Ruth se quedó boquiabierta, dándose cuenta de que él efectivamente le había leído el pensamiento.

–Pero si yo nunca…

–No estoy preparado para ser el primo Tucker, ni para aceptar la responsabilidad que conlleva el entrar a formar parte de tu familia.

Tucker hizo una pausa y apoyó su brazo en el de ella.

–Espero que lo comprendas.

Ruth asintió. En realidad, no lo comprendía, pero le gustaría poder hacerlo. Luego hizo un gesto hacia su coche.

–¿No tienes un coche mejor equipado para el invierno? Me da la impresión de que debes pasar frío yendo en él con este tiempo.

–Sí que pasas frío, pero no importa. Es parte del encanto.

Ella pensó que nunca acabaría de comprender a los hombres en general, ni a Tucker en particular. ¿Por qué prefería él la soledad a vivir en familia, o viajar pasando frío en vez de ir caliente en un coche cerrado?

 

 

Ruth estaba cambiando las sábanas de las camas de los niños y sabía que Tucker estaba en su habitación. Se preguntó si se despediría de ella antes de marcharse. ¿O quizá desaparecería tan repentinamente como había llegado?

En ese momento, como en respuesta a lo que estaba pensando, oyó pasos en el pasillo. Luego se abrió la puerta y Tucker apareció bajo el umbral, con su bolsa de viaje colgada al hombro y su chaqueta bajo el otro brazo. Tenía el mismo aspecto que cuando había aparecido hacía unas pocas noches.

–Creía que los niños estaban aquí. Quería despedirme de ellos.

–Están recogiendo sus cosas para irse esta noche.

Seguramente, iba a ser duro para los chicos volver a su casa, sin saber si tendrían que marcharse de nuevo pronto.

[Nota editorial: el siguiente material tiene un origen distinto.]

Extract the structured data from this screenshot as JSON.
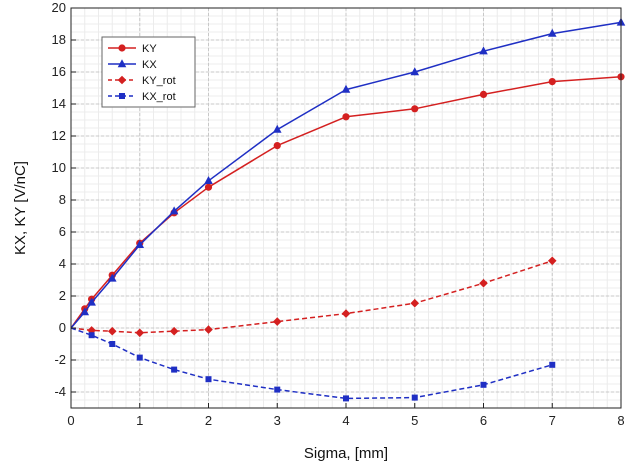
{
  "chart_data": {
    "type": "line",
    "title": "",
    "xlabel": "Sigma, [mm]",
    "ylabel": "KX, KY [V/nC]",
    "xlim": [
      0,
      8
    ],
    "ylim": [
      -5,
      20
    ],
    "xticks": [
      0,
      1,
      2,
      3,
      4,
      5,
      6,
      7,
      8
    ],
    "yticks": [
      -4,
      -2,
      0,
      2,
      4,
      6,
      8,
      10,
      12,
      14,
      16,
      18,
      20
    ],
    "grid": true,
    "minor_grid": true,
    "legend_position": "top-left",
    "series": [
      {
        "name": "KY",
        "color": "#d42020",
        "line_style": "solid",
        "marker": "circle",
        "points": [
          [
            0,
            0
          ],
          [
            0.2,
            1.2
          ],
          [
            0.3,
            1.8
          ],
          [
            0.6,
            3.3
          ],
          [
            1,
            5.3
          ],
          [
            1.5,
            7.2
          ],
          [
            2,
            8.8
          ],
          [
            3,
            11.4
          ],
          [
            4,
            13.2
          ],
          [
            5,
            13.7
          ],
          [
            6,
            14.6
          ],
          [
            7,
            15.4
          ],
          [
            8,
            15.7
          ]
        ]
      },
      {
        "name": "KX",
        "color": "#1f2fc4",
        "line_style": "solid",
        "marker": "triangle",
        "points": [
          [
            0,
            0
          ],
          [
            0.2,
            1.0
          ],
          [
            0.3,
            1.6
          ],
          [
            0.6,
            3.1
          ],
          [
            1,
            5.2
          ],
          [
            1.5,
            7.3
          ],
          [
            2,
            9.2
          ],
          [
            3,
            12.4
          ],
          [
            4,
            14.9
          ],
          [
            5,
            16.0
          ],
          [
            6,
            17.3
          ],
          [
            7,
            18.4
          ],
          [
            8,
            19.1
          ]
        ]
      },
      {
        "name": "KY_rot",
        "color": "#d42020",
        "line_style": "dashed",
        "marker": "diamond",
        "points": [
          [
            0,
            0
          ],
          [
            0.3,
            -0.15
          ],
          [
            0.6,
            -0.2
          ],
          [
            1,
            -0.3
          ],
          [
            1.5,
            -0.2
          ],
          [
            2,
            -0.1
          ],
          [
            3,
            0.4
          ],
          [
            4,
            0.9
          ],
          [
            5,
            1.55
          ],
          [
            6,
            2.8
          ],
          [
            7,
            4.2
          ]
        ]
      },
      {
        "name": "KX_rot",
        "color": "#1f2fc4",
        "line_style": "dashed",
        "marker": "square",
        "points": [
          [
            0,
            0
          ],
          [
            0.3,
            -0.45
          ],
          [
            0.6,
            -1.0
          ],
          [
            1,
            -1.85
          ],
          [
            1.5,
            -2.6
          ],
          [
            2,
            -3.2
          ],
          [
            3,
            -3.85
          ],
          [
            4,
            -4.4
          ],
          [
            5,
            -4.35
          ],
          [
            6,
            -3.55
          ],
          [
            7,
            -2.3
          ]
        ]
      }
    ]
  }
}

Ruth sabía que la situación de Tucker era diferente, pero no pudo evitar preguntarse si para él también sería difícil volver a su casa. ¿No echaría de menos el bullicio que había siempre en el hogar de los Babcock?

¿La echaría de menos también a ella?

Porque ella, desde luego, si iba a echarle de menos a él.

Pero Ruth no estaba dispuesta a expresar sus dudas en voz alta. Ni siquiera iba a desearle que pasara unas felices fiestas. No después de lo arisco que se había mostrado hacia la Navidad.

–Que tengas buen viaje –se limitó a decir.

–Gracias.

Él dio un paso hacia delante, como si fuera a despedirse de un modo más personal. ¿Iría a darle un beso? Pero de pronto se detuvo como si hubiera visto una serpiente de cascabel.

A pesar de lo mal que le sentó su repentino cambio, ella tuvo que reconocer que era lo mejor. Un beso de despedida solo habría contribuido a complicarlo todo.

–¿Quieres que te haga un sándwich para el camino?

Era lo menos que podía hacer por él, pero Tucker negó con la cabeza. Luego tendió las manos hacia ella.

–Anda, acompáñame a despedirme de los niños y de tu familia.